Kayakers and canoeists can also put in at Emerson Park, and the lake’s manageable size means you can paddle the full length in a day under favorable conditions. The southern end is more wooded and less developed than the north, with steeper hillsides and a quieter feel.
Dining and Drinking in Auburn
Auburn’s dining scene has grown in recent years, anchored by a few strong independent restaurants. The downtown stretches along Genesee Street and Exchange Street, and while it’s not as polished as Skaneateles or Geneva, it has a straightforward, unpretentious character that some visitors prefer. Prison City Pub and Brewery — yes, named after Auburn’s other notable landmark, the historic Auburn Correctional Facility — produces some of the better craft beer in the Finger Lakes region. Their Mass Riot IPA has developed a following well beyond Auburn.

Access and Logistics
Public Access Points
- Emerson Park (north end, Auburn) — Swimming beach, boat launch, picnic areas, playground, museum. This is it for public lake access.
- Buck Point (east side) — A small fishing access point with very limited parking. Shoreline fishing only.
Distances
- Syracuse: 30 miles to Auburn (about 35 minutes)
- Rochester: 65 miles to Auburn (about 1 hour 10 minutes)
- Ithaca: 40 miles to Auburn (about 50 minutes)
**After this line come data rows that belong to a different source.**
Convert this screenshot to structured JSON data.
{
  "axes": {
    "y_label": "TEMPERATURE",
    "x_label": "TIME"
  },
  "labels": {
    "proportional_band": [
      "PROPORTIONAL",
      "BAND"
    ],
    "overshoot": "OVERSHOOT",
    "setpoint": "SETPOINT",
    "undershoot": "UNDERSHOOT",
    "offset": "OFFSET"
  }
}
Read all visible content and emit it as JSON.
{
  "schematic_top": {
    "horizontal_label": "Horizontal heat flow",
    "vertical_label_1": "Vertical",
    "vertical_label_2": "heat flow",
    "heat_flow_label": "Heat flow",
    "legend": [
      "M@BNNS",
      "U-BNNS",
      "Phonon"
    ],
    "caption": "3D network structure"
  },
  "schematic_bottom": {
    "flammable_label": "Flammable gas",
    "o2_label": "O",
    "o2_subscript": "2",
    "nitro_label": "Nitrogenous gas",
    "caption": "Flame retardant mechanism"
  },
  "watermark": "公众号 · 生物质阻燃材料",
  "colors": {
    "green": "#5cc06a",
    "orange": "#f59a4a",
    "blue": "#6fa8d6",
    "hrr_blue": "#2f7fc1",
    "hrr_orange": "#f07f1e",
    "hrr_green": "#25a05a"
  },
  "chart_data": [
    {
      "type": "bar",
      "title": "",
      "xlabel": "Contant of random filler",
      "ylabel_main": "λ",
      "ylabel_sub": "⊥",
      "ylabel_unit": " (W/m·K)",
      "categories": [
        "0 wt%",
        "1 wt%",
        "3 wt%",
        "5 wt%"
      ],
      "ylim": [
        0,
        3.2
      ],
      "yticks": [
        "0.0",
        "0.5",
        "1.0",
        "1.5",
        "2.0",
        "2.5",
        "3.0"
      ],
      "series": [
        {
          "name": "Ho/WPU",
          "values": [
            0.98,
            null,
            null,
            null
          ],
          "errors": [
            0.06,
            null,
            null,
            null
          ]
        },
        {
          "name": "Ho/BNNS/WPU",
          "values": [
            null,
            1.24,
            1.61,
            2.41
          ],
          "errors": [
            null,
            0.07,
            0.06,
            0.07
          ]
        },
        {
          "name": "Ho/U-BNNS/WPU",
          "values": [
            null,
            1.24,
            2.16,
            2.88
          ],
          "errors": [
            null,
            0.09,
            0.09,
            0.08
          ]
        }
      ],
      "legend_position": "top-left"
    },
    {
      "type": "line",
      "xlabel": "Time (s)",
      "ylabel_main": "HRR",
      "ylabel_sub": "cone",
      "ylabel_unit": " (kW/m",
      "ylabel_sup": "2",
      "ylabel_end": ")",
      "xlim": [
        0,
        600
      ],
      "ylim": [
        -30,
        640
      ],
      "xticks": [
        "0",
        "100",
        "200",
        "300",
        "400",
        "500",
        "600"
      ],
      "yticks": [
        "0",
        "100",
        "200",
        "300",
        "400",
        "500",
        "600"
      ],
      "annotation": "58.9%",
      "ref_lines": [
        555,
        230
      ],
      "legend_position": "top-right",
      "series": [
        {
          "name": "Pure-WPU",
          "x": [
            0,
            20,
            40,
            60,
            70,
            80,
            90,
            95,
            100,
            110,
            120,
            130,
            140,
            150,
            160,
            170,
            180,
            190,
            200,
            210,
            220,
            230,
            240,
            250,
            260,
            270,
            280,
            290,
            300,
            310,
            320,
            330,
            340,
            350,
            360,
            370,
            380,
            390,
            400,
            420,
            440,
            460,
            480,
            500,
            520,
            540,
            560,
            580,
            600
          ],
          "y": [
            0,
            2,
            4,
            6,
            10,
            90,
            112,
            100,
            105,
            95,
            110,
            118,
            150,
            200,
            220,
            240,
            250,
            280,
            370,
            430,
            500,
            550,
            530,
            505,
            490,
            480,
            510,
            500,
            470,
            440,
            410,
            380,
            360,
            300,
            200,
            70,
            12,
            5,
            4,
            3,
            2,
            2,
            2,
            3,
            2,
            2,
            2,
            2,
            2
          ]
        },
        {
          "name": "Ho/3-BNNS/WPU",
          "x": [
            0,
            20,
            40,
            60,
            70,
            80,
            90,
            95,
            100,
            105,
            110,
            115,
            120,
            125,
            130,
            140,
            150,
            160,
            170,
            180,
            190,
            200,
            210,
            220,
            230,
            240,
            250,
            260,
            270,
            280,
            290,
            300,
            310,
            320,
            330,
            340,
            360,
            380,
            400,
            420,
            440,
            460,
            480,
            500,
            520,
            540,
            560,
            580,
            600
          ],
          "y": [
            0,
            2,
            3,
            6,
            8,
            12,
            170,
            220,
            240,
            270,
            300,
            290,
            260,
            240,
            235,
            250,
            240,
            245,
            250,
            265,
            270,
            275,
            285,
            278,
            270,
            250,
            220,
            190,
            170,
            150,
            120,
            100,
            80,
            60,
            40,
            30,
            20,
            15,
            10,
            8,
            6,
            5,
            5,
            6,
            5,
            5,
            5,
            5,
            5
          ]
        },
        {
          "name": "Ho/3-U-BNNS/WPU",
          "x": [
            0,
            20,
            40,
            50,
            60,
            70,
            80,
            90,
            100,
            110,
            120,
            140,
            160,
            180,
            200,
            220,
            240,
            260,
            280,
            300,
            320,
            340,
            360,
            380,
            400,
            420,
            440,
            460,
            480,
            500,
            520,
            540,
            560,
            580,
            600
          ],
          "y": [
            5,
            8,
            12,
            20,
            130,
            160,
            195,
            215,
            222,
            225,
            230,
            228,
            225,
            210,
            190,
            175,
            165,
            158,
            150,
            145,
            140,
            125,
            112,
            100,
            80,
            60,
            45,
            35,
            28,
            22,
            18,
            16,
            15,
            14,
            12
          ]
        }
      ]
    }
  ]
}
- Skaneateles village: 15 miles (about 20 minutes)
When to Go
The Harriet Tubman National Historical Park is open year-round, though hours vary by season. The swimming beach at Emerson Park operates from late June through Labor Day. If you’re visiting Auburn for the history and don’t need lake access, fall and spring are less crowded and the Tubman and Seward sites are easier to visit without waiting. The autumn color along the lake’s eastern ridge, visible from Route 38A, peaks in mid-October.